Battleship Potemkin @ Barbican Hall, London

11 January 2008


Veteran pop duo Pet Shop Boys join the BBC Concert Orchestra in a screening of Battleship Potemkin at the Barbican.

Although first unveiled over three years ago, this venture benefited from the relative intimacy of the Barbican Hall.

Neil Tennant and Chris Lowe have gone to great pains to breathe contemporary relevance into Eisenstein’s cinematic masterpiece with their score, but what does it add?

Eisenstein’s Battleship Potemkin is one of those films that everyone has heard of, but one wonders how many have actually seen it? Made in 1926 it is, like Fritz Lang’s Metropolis, ahead of its time in many ways. Eisenstein uses techniques that were innovative at that time (e.g. the framing of great crowd scenes and his use of light and shade) but there is, of course, no inbuilt soundtrack.

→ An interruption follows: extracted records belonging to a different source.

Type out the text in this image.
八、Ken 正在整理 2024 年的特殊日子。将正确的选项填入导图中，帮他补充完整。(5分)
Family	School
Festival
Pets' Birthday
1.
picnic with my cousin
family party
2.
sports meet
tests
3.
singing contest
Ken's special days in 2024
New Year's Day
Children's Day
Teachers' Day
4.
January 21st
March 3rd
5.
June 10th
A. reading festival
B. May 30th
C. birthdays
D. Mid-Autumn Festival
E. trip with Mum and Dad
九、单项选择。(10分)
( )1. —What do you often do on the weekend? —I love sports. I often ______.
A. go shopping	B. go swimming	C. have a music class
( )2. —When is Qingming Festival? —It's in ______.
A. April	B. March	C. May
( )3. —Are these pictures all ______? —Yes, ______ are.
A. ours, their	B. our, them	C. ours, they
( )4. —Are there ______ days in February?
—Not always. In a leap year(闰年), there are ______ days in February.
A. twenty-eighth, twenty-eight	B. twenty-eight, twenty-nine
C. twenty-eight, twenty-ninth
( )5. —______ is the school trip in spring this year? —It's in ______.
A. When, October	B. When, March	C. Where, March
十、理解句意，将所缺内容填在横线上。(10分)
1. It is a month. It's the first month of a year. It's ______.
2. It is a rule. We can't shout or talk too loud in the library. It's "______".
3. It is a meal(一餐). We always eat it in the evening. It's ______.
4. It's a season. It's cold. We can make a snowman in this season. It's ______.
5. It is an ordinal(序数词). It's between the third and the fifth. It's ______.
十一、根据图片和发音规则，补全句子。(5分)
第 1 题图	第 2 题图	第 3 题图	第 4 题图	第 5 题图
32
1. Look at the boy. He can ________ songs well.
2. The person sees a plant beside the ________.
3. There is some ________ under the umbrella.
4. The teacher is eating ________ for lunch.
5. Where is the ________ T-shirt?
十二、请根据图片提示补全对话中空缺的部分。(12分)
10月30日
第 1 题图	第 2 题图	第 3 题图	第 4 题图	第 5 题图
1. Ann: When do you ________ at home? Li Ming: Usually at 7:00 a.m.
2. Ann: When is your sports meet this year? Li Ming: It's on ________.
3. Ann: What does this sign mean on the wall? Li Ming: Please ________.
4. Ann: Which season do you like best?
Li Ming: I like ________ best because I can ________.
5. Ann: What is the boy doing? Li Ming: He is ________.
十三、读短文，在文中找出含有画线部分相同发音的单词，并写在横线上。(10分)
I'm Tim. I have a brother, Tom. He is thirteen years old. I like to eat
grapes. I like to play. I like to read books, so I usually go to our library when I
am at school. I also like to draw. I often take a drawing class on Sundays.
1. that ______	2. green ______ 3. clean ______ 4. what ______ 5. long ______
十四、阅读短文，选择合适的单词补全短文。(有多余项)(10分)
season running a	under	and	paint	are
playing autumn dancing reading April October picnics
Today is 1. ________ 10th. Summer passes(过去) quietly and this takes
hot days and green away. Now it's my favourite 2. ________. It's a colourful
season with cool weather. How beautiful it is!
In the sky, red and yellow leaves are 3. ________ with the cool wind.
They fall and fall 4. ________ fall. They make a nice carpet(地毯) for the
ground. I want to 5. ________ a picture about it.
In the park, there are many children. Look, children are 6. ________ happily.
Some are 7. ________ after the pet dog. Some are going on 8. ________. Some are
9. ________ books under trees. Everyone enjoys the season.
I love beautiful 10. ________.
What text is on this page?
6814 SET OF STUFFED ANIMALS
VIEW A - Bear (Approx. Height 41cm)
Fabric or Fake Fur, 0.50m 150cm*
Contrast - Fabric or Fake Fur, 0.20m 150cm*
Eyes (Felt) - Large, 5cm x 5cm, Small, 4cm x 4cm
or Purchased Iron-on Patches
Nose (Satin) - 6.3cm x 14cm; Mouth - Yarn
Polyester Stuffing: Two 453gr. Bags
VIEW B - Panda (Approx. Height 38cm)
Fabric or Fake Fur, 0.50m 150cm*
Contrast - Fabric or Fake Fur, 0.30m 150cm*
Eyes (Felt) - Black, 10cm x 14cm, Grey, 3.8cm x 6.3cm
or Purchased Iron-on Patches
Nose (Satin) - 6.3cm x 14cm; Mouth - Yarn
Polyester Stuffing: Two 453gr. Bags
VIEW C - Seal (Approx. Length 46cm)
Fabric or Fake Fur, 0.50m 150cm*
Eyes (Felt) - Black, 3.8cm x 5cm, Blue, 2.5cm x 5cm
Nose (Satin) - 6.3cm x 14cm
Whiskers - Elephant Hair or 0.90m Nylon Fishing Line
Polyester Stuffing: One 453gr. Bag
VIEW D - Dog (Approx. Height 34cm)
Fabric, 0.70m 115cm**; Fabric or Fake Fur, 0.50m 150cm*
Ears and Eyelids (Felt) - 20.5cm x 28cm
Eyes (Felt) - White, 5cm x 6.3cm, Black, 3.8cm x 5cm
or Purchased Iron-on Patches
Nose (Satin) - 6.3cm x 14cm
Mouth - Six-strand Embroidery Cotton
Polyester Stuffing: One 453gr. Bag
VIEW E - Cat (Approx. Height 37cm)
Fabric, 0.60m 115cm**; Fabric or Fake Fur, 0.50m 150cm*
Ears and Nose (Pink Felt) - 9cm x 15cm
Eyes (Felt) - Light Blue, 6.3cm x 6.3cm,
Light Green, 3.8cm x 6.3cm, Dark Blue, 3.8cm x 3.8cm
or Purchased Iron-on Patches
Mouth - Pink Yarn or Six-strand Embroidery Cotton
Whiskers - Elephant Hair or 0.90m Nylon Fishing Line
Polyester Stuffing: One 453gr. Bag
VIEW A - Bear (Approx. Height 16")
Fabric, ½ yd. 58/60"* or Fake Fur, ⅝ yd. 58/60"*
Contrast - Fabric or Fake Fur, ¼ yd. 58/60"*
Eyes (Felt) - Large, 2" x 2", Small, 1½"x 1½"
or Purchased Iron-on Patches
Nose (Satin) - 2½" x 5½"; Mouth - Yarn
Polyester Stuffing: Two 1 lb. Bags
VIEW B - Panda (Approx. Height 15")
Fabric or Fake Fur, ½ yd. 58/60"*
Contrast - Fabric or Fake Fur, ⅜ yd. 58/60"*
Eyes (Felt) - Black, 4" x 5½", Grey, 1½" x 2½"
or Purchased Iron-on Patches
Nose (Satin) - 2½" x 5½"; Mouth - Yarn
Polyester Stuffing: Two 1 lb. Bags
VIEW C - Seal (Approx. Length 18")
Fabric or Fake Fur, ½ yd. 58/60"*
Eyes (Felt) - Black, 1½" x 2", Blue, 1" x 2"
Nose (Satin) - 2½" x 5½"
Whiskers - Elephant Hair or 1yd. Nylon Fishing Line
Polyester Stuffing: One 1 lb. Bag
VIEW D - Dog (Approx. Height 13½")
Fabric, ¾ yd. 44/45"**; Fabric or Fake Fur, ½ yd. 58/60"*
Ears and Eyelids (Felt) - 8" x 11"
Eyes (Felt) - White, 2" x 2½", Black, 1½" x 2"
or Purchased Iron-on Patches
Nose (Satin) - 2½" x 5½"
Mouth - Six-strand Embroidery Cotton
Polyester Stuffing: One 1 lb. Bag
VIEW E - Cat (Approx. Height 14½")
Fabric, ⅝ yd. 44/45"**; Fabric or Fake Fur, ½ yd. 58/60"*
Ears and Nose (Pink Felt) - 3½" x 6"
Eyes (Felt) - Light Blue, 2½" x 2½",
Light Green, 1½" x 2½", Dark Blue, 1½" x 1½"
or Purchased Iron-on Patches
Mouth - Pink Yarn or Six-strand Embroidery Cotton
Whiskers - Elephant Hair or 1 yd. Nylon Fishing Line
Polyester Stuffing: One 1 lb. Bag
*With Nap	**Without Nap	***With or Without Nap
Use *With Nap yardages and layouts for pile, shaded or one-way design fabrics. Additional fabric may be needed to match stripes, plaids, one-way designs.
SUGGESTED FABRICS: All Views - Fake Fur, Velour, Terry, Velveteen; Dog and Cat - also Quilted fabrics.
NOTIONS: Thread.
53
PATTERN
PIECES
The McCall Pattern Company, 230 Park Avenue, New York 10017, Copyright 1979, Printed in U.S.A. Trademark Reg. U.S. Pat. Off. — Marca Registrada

At its premiere in Moscow the accompaniment was a medley of existing pieces by Beethoven and Tchaikovsky amongst others. When the film was shown later that year in Berlin, the director commissioned an original score from the Austrian modernist Edmund Meisel their desire being to create a total experience for the audience. It was a success, but even so Eisenstein desired that the score to his masterpiece be re-scored every decade in order to retain its freshness and relevance for each new revolutionary generation.

The Pet Shop Boys‘ version was first unveiled in 2004 in Trafalgar Square in association with the ICA. At the time Tennant said: “We liked the idea that we were going to take something made in the 1920s and put contemporary electronic music to it.” But what has their score actually added? There can be no doubt that The Pet Shop Boys are the most successful pop duo of the last two decades but there is a huge gulf between the instant gratification of a three-minute pop ditty and a score that lasts nearly 75 minutes. It seems a wasted opportunity that they didn’t compose their score with a full symphony orchestra in mind as that would have had far more of an impact than the well-bolstered string sections of the BBC Concert Orchestra who, in essence, merely provided a halo of sound to accompany the electronic score that the duo had produced.

On its own terms that score tended to underpin the film with a repetitiveness that would have done Steve Reich or Philip Glass proud. Towards the climax of the film the battleship tries to outrun a convoy of ships at night, and it was only at this point did I really think for the first time that the music was adding to the film. Its measured tread lent the drama a real sense of anticipation that had been lacking elsewhere. It was this flash of inspiration that really did Eisenstein proud. Certainly the Barbican Hall was the right environment for this enterprise, but ultimately it wasn’t the pole-axing experience I had anticipated.